Wednesday 14 March 2012

What Feels Real To Me

Why does the experience of my physical body moving through the landscape inspire me to create? Where does this need, this craving to roam through fields and across the cliff tops come from?

As a young child I was lucky enough to have lived in the countryside. I was able to roam and explore to my hearts content. I loved to read and my favorite book was Alice in Wonderland. And this is who I imagined I was, I was an Alice exploring a reality that became 'curiouser and curiouser'!

Our memories are selective and what few I have are mostly of the time I used to spend outdoors. A young child's imagination is unrestrained and colourful and it was in this reality of fantasy, along with the space and solitude of the landscape where I spent many hours. I could be anything I wanted to be, a lost princess in search of her castle, a witch collecting special ingredients for her potions or Robinson Crusoe building a camp on his island.
Being in the landscape helped me establish and reinforce these places of fantasy, they became more than just images in my mind, they became a tactile reality which added to the depth of my envisioned worlds, making them more real and closer to being possible.

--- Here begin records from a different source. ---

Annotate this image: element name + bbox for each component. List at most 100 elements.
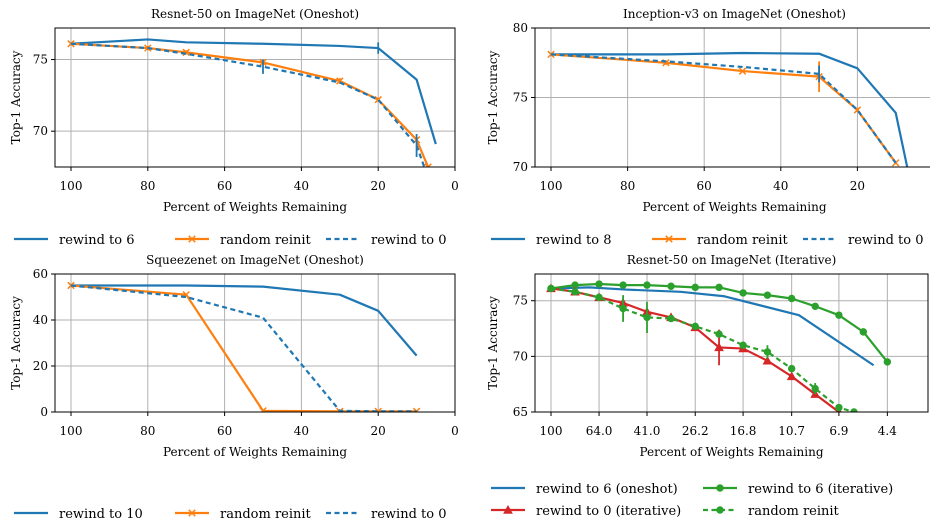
series-line bbox=[551, 51, 909, 167]
y-tick-label: 60 bbox=[33, 267, 48, 281]
data-point bbox=[619, 304, 627, 313]
chart-title: Resnet-50 on ImageNet (Oneshot) bbox=[151, 7, 359, 21]
series-3 bbox=[70, 42, 426, 167]
x-tick-label: 60 bbox=[217, 179, 232, 193]
data-point bbox=[571, 288, 579, 296]
x-axis-label: Percent of Weights Remaining bbox=[163, 200, 347, 214]
chart-title: Resnet-50 on ImageNet (Iterative) bbox=[627, 253, 837, 267]
x-tick-label: 26.2 bbox=[682, 424, 709, 438]
legend-item: rewind to 10 bbox=[14, 507, 143, 522]
legend-label: rewind to 0 bbox=[371, 233, 446, 248]
y-axis-label: Top-1 Accuracy bbox=[486, 296, 500, 390]
series-1 bbox=[70, 38, 437, 145]
grid-lines bbox=[55, 28, 456, 167]
y-tick-label: 70 bbox=[513, 160, 528, 174]
legend: rewind to 6 random reinit rewind to 0 bbox=[14, 233, 446, 248]
legend-item: rewind to 0 (iterative) bbox=[491, 504, 681, 519]
series-4 bbox=[547, 284, 858, 412]
legend-item: rewind to 6 (iterative) bbox=[703, 482, 893, 497]
data-point bbox=[787, 364, 796, 373]
y-tick-label: 0 bbox=[40, 405, 48, 419]
y-tick-label: 75 bbox=[513, 91, 528, 105]
data-point bbox=[643, 281, 651, 289]
series-line bbox=[550, 286, 875, 367]
x-tick-label: 80 bbox=[140, 424, 155, 438]
grid-lines bbox=[55, 273, 456, 413]
y-tick-label: 75 bbox=[513, 294, 528, 308]
data-point bbox=[811, 384, 819, 393]
plot-area bbox=[67, 281, 421, 412]
series-line bbox=[550, 53, 897, 164]
x-tick-label: 4.4 bbox=[878, 424, 897, 438]
x-tick-label: 80 bbox=[620, 179, 635, 193]
y-axis-label: Top-1 Accuracy bbox=[9, 296, 23, 390]
x-tick-label: 16.8 bbox=[730, 424, 757, 438]
data-point bbox=[762, 355, 773, 365]
legend: rewind to 6 (oneshot) rewind to 6 (iterat… bbox=[491, 482, 893, 519]
series-1 bbox=[550, 286, 875, 367]
legend-item: rewind to 0 bbox=[326, 233, 446, 248]
legend-label: random reinit bbox=[220, 233, 312, 248]
x-tick-label: 100 bbox=[60, 424, 83, 438]
x-tick-label: 20 bbox=[371, 424, 386, 438]
plot-frame bbox=[54, 273, 456, 413]
legend-label: random reinit bbox=[220, 507, 312, 522]
legend-item: random reinit bbox=[703, 504, 840, 519]
legend: rewind to 10 random reinit rewind to 0 bbox=[14, 507, 446, 522]
data-point bbox=[667, 282, 675, 290]
series-1 bbox=[551, 51, 909, 167]
y-tick-label: 70 bbox=[33, 124, 48, 138]
x-tick-label: 6.9 bbox=[829, 424, 848, 438]
legend-marker bbox=[716, 484, 724, 492]
chart-panel-2: 100806040200707580Inception-v3 on ImageN… bbox=[486, 7, 930, 248]
x-tick-label: 40 bbox=[294, 424, 309, 438]
x-tick-label: 60 bbox=[217, 424, 232, 438]
x-tick-label: 100 bbox=[540, 179, 563, 193]
legend-item: rewind to 0 bbox=[803, 233, 923, 248]
data-point bbox=[691, 283, 699, 292]
data-point bbox=[739, 289, 747, 297]
series-3 bbox=[70, 284, 417, 412]
series-1 bbox=[71, 284, 418, 357]
x-tick-label: 80 bbox=[140, 179, 155, 193]
series-3 bbox=[550, 53, 897, 164]
legend-marker bbox=[716, 506, 724, 514]
x-tick-label: 41.0 bbox=[634, 424, 661, 438]
x-tick-label: 40 bbox=[773, 179, 788, 193]
data-point bbox=[715, 330, 723, 338]
data-point bbox=[883, 358, 892, 366]
plot-area bbox=[547, 50, 909, 167]
series-line bbox=[550, 287, 855, 412]
x-tick-label: 20 bbox=[850, 179, 865, 193]
series-line bbox=[71, 284, 418, 357]
legend-marker bbox=[188, 235, 196, 243]
data-point bbox=[259, 407, 267, 412]
data-point bbox=[424, 163, 432, 167]
legend-marker bbox=[503, 504, 513, 514]
plot-area bbox=[546, 280, 892, 412]
legend-label: rewind to 6 (iterative) bbox=[748, 482, 893, 497]
x-tick-label: 0 bbox=[451, 179, 459, 193]
x-tick-label: 20 bbox=[371, 179, 386, 193]
y-tick-label: 80 bbox=[513, 21, 528, 35]
legend-item: random reinit bbox=[175, 233, 312, 248]
data-point bbox=[835, 403, 843, 412]
y-tick-label: 75 bbox=[33, 53, 48, 67]
chart-panel-4: 100 64.0 41.0 26.2 16.8 10.7 6.9 4.4 65 70 75 Resne… bbox=[486, 253, 929, 519]
legend-label: random reinit bbox=[748, 504, 840, 519]
data-point bbox=[859, 328, 868, 336]
legend-item: rewind to 6 bbox=[14, 233, 134, 248]
legend-item: rewind to 0 bbox=[326, 507, 446, 522]
legend-label: rewind to 0 bbox=[848, 233, 923, 248]
series-line bbox=[70, 42, 426, 167]
legend-item: random reinit bbox=[652, 233, 789, 248]
legend-label: rewind to 10 bbox=[59, 507, 143, 522]
x-tick-label: 64.0 bbox=[586, 424, 613, 438]
legend-label: rewind to 6 bbox=[59, 233, 134, 248]
series-line bbox=[70, 42, 430, 167]
data-point bbox=[691, 322, 699, 331]
x-tick-label: 40 bbox=[294, 179, 309, 193]
series-2 bbox=[547, 280, 892, 366]
x-tick-label: 0 bbox=[451, 424, 459, 438]
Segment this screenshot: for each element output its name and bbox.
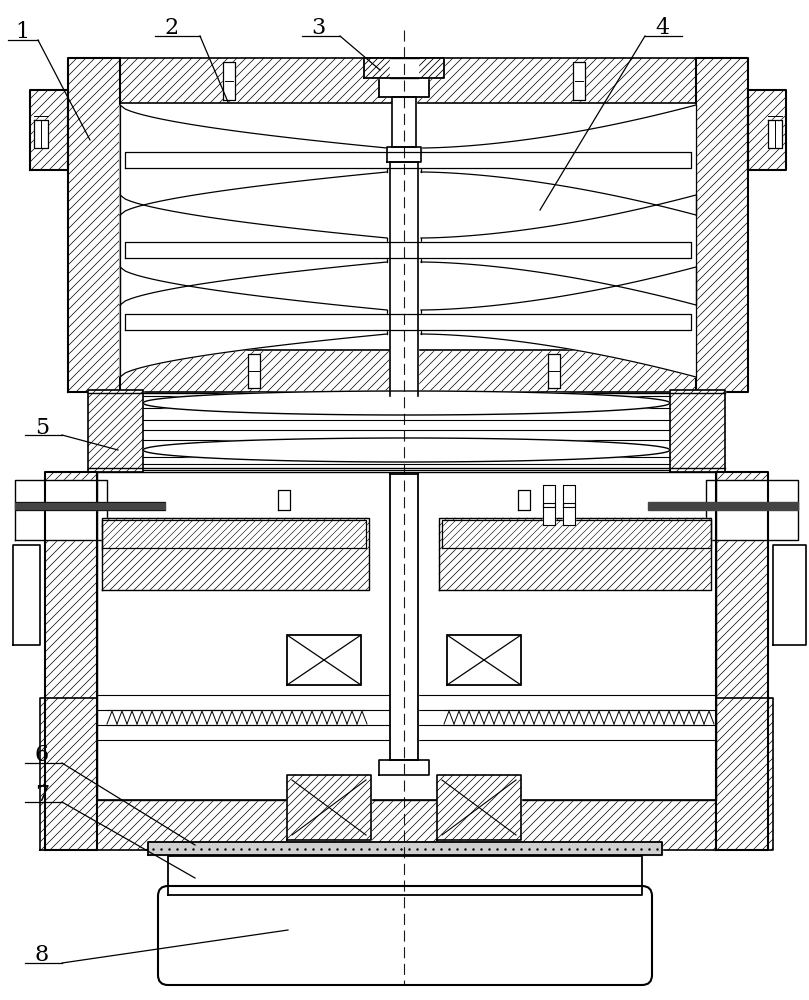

As I roamed through the physical landscape and the created landscape in my mind in unison, my body too became part of the story. I wasn't just seeing these places in my mind, I was actually feeling their physicality. There was that excitement of anticipated adventure and the unknown challenges ahead. The mixture of thrill and fear of having to climb tall rocks, descend slippery banks and cross deep, freezing cold rivers. There was the pain of contact with brambles and stinging nettles, scratched legs and arms, the realisation and panic of being too far up a tree and not being able to get down. And always in the background the sounds, smells and textures of the landscape and the natural movement of my body through it and with it. As children playing we do not think about how wet and muddy we may be or what time it is. And nor should we. I had the freedom to just feel and be what I wanted to feel and be, so I did. This place gave me the space to be as creative as I wanted to be.

So as an adult now in search of that place where creativity comes from, as I dig deeper, I find myself rediscovering that child that loved to be moving in and being part of the land outdoors and that loved the peace, solitude and freedom it offered. I still roam and explore. In search of that adventure, in search of those connections that inspire creativity, seeking realities that are far more real and close to the heart of who I am and what feels real to me.